Cogs and Levers A blog full of technical stuff

Parquet

The Apache Parquet file format is used widely in the data space. It’s a column-oriented format that focuses on storing data as efficiently as possible, with emphasis on data retrieval.

Why?

The most common storage format that you’d use to hold data is CSV. It’s a good, simple format but has quite a number of short-comings when it comes to data analysis.

Parquet is a column-oriented format which is much more sympathetic to data analysis. CSV is row-oriented, which is a much better application for an OLTP scenario.

Parquet offers compression and partitioning that is simply not available to the CSV format.

So, it stores information - but is better suited to the data warehouse idea.

Python

A really easy way to get started using Parquet is with Python. The PyArrow library is a set of utilities that allow you to work with in-memory analytics tools. PyArrow plays nicely with Pandas and NumPy so it’s a good fit.

Make sure you have pyarrow installed as a dependency.

import pandas as pd
import numpy as np
import pyarrow as pa

import pyarrow.parquet as pq

Create a table

First off, we’ll create a DataFrame from some raw data.

data = [
    ["John", "Smith", 23],
    ["Amber", "Brown", 31],
    ["Mark", "Green", 22],
    ["Jane", "Thomas", 26]
]

df = pd.DataFrame(
    data, 
    columns=["first_name", "last_name", "age"]
)

We can then use from_pandas function to create a pyarrow.Table from this DataFrame.

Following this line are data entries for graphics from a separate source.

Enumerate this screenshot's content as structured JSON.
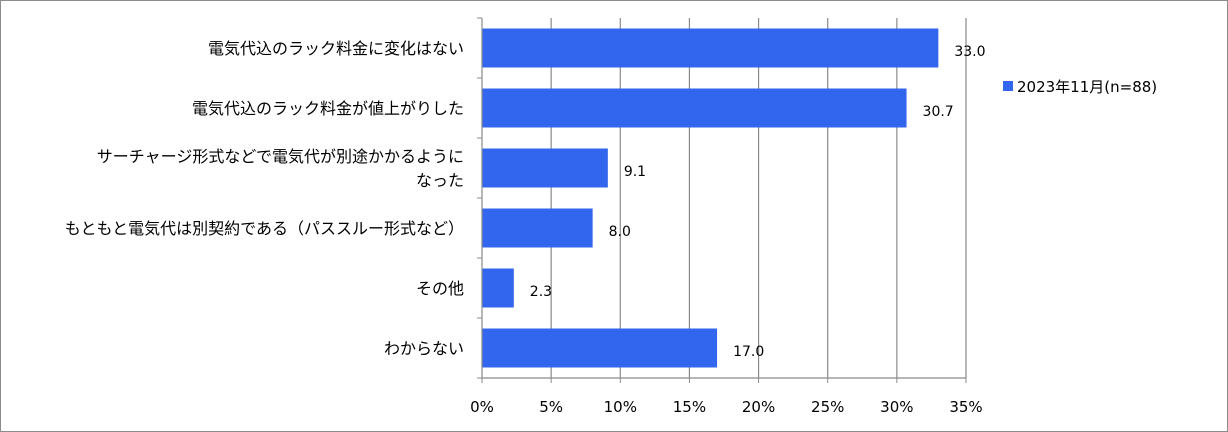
{
  "chart_data": {
    "type": "bar",
    "orientation": "horizontal",
    "categories": [
      [
        "電気代込のラック料金に変化はない"
      ],
      [
        "電気代込のラック料金が値上がりした"
      ],
      [
        "サーチャージ形式などで電気代が別途かかるように",
        "なった"
      ],
      [
        "もともと電気代は別契約である（パススルー形式など）"
      ],
      [
        "その他"
      ],
      [
        "わからない"
      ]
    ],
    "series": [
      {
        "name": "2023年11月(n=88)",
        "values": [
          33.0,
          30.7,
          9.1,
          8.0,
          2.3,
          17.0
        ],
        "color": "#3366ee"
      }
    ],
    "data_labels": [
      "33.0",
      "30.7",
      "9.1",
      "8.0",
      "2.3",
      "17.0"
    ],
    "xlim": [
      0,
      35
    ],
    "x_ticks": [
      0,
      5,
      10,
      15,
      20,
      25,
      30,
      35
    ],
    "x_tick_labels": [
      "0%",
      "5%",
      "10%",
      "15%",
      "20%",
      "25%",
      "30%",
      "35%"
    ],
    "grid": "vertical",
    "legend_position": "right"
  }
}
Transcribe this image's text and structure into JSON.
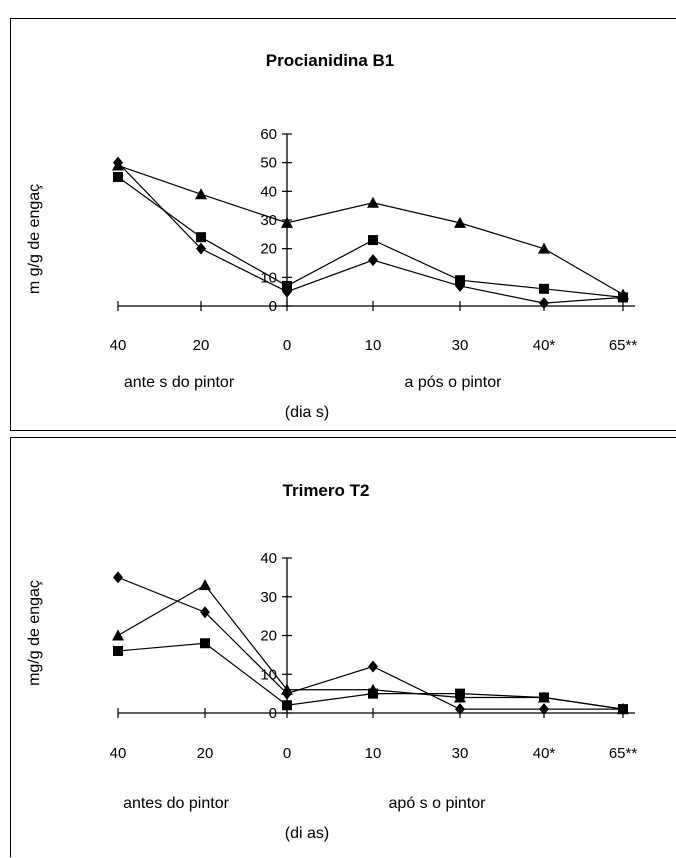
{
  "chart_data": [
    {
      "type": "line",
      "title": "Procianidina B1",
      "ylabel": "m g/g de engaç",
      "xlabel": "(dia s)",
      "group_labels": [
        "ante s do pintor",
        "a pós  o pintor"
      ],
      "categories": [
        "40",
        "20",
        "0",
        "10",
        "30",
        "40*",
        "65**"
      ],
      "ylim": [
        0,
        60
      ],
      "yticks": [
        "0",
        "10",
        "20",
        "30",
        "40",
        "50",
        "60"
      ],
      "grid": false,
      "legend": "none",
      "series": [
        {
          "marker": "triangle",
          "values": [
            49,
            39,
            29,
            36,
            29,
            20,
            4
          ]
        },
        {
          "marker": "square",
          "values": [
            45,
            24,
            7,
            23,
            9,
            6,
            3
          ]
        },
        {
          "marker": "diamond",
          "values": [
            50,
            20,
            5,
            16,
            7,
            1,
            3
          ]
        }
      ]
    },
    {
      "type": "line",
      "title": "Trimero T2",
      "ylabel": "mg/g de engaç",
      "xlabel": "(di as)",
      "group_labels": [
        "antes do pintor",
        "apó s o  pintor"
      ],
      "categories": [
        "40",
        "20",
        "0",
        "10",
        "30",
        "40*",
        "65**"
      ],
      "ylim": [
        0,
        40
      ],
      "yticks": [
        "0",
        "10",
        "20",
        "30",
        "40"
      ],
      "grid": false,
      "legend": "none",
      "series": [
        {
          "marker": "diamond",
          "values": [
            35,
            26,
            5,
            12,
            1,
            1,
            1
          ]
        },
        {
          "marker": "triangle",
          "values": [
            20,
            33,
            6,
            6,
            4,
            4,
            1
          ]
        },
        {
          "marker": "square",
          "values": [
            16,
            18,
            2,
            5,
            5,
            4,
            1
          ]
        }
      ]
    }
  ]
}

table = pa.Table.from_pandas(df)

Basic I/O

Now that we have loaded a Table, we can save this data using write_table and pick it back up off disk using read_table.

pq.write_table(table, 'people.parquet')

people = pq.read_table('people.parquet')
people.to_pandas()

Finishing up

There’s a lot more benefits to picking a more optimal data storage solution when working in the data analytics space.